2.Dünya Savaşı yıllarında Almanya’da Nazi kıyımından kaçan çok sayıda bilim adamı Türkiye’ye sığınır ve üniversitelerimizde görev alırlar. Bunlardan biri de Milli Eğitim Bakanı Hasan Ali Yücel’in komşusudur ve çok samimi ilişkileri vardır.

Alman Profesör süreç içinde Türkiye’yi sever ve Türk vatandaşı olmak ister. İsteği kabul edilir ve Türk vatandaşı olur.

Aybaşında maaşını almaya gittiğinde maaşının çok çok eksildiğini görür. Doğruca Hasan Ali Yücel’in kapısını çalar ve durumu anlatır.

Hasan Ali Yücel dostunun omzuna dokunarak: “ Ah dostum, Türk olmak çok zor” der.

***

Hastaneden çıkan Suriyeli kadın doğruca her zaman gittiği Eczaneye uğrar ve ilaçlarının hazırlanmasını ister. Eczacı ilaçları hazırlayarak Suriyeli kadına verir. Suriyeli kadın ilaçları aldıktan sonra kapıya yönelirken Eczacı: “İlaçların parasını ödemediniz Hanım Efendi” der.

Suriyeli Kadın: “Üç yıldır sizden ilaç alıyorum ve para ödemiyorum” der. Eczacı: Türk Vatandaşı olmuşsunuz Hanım Efendi” der.

***

Osmanlı, kavm-i Necip (Soylu ırk) saydığı Arapları el üstünde tutar, onlara askerlik yaptırmazdı. Ermenileri de millet-i sadıka (Osmanlı’ya sadık millet) olarak görür, tüm ticari işleri onların yapmasını isterdi.
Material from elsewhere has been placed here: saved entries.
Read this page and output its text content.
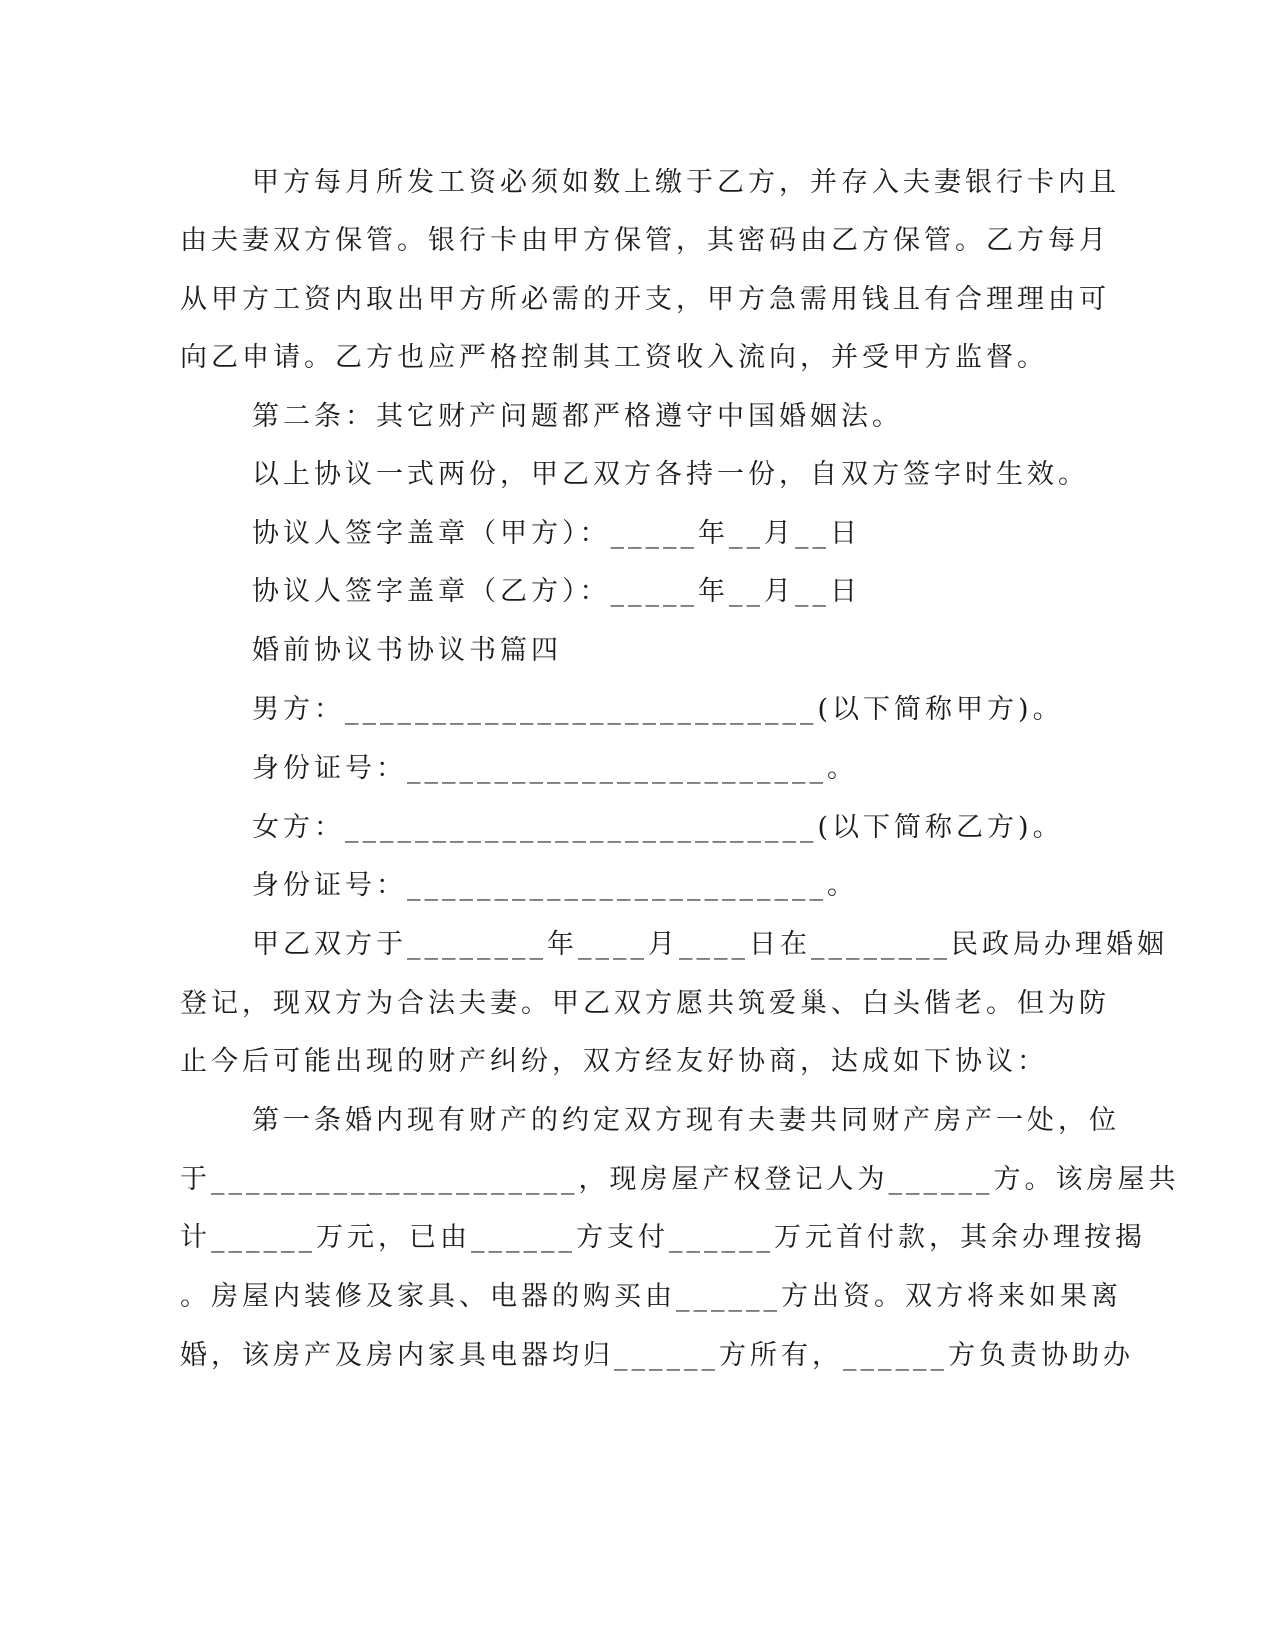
甲方每月所发工资必须如数上缴于乙方，并存入夫妻银行卡内且
由夫妻双方保管。银行卡由甲方保管，其密码由乙方保管。乙方每月
从甲方工资内取出甲方所必需的开支，甲方急需用钱且有合理理由可
向乙申请。乙方也应严格控制其工资收入流向，并受甲方监督。
第二条：其它财产问题都严格遵守中国婚姻法。
以上协议一式两份，甲乙双方各持一份，自双方签字时生效。
协议人签字盖章（甲方）：_____年__月__日
协议人签字盖章（乙方）：_____年__月__日
婚前协议书协议书篇四
男方：___________________________(以下简称甲方)。
身份证号：________________________。
女方：___________________________(以下简称乙方)。
身份证号：________________________。
甲乙双方于________年____月____日在________民政局办理婚姻
登记，现双方为合法夫妻。甲乙双方愿共筑爱巢、白头偕老。但为防
止今后可能出现的财产纠纷，双方经友好协商，达成如下协议：
第一条婚内现有财产的约定双方现有夫妻共同财产房产一处，位
于_____________________，现房屋产权登记人为______方。该房屋共
计______万元，已由______方支付______万元首付款，其余办理按揭
。房屋内装修及家具、电器的购买由______方出资。双方将来如果离
婚，该房产及房内家具电器均归______方所有，______方负责协助办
Osmanlı’nın gözünde Arapça kutsal bir dil, İranlıların Farsçası ise sanatsal ve edebi bir dildi. Sarayda Türkçe’nin yeri yoktu.

Osmanlı padişahları Türk kızlarıyla değil hep yabancı kızlarla evlenirlerdi. Türkler ancak savaş yapılacağı zaman hatırlanırdı. Divan Edebiyatı şairleri tarafından da hep aşağılanırdı.

Osmanlı Döneminin en zengin ve en mutlu toplulukları başta Ermeniler, Rumlar olmak üzere diğer azınlıklardı. Türkler ise yoksullukla cehaletle başbaşaydılar… Osmanlı’da erkeklerde yüzde on olan okuma yazma oranının yüzde dokuzu Türkler dışındaki gruplara aitti…

***

1. Dünya Savaşında Arap Çöllerinde İngilizlerin kışkırtmasıyla Türkleri arkadan vuran Osmanlı’nın kavm-i Necip ırkı Araplardı. Tarihte az bulunur bir zalim kıyımcı Osmanlı’nın Hırvat devşirmesi Kuyucu Murat Paşa Onbinlerce Alevi Türkmenlerini kıyımlara uğratarak kuyulara doldurmuştu. Kısacası: Türk olmak dün çok zordu. Bugün daha zordur. Cumhuriyet ve Atatürk’le birlikte onurlu bir kimlik kazanan Türkler, tekrar Osmanlı düşüncesini ön plana çıkaran siyasi anlayışlarla birlikte bu zorluğu şimdi de derinden yaşamaktadırlar…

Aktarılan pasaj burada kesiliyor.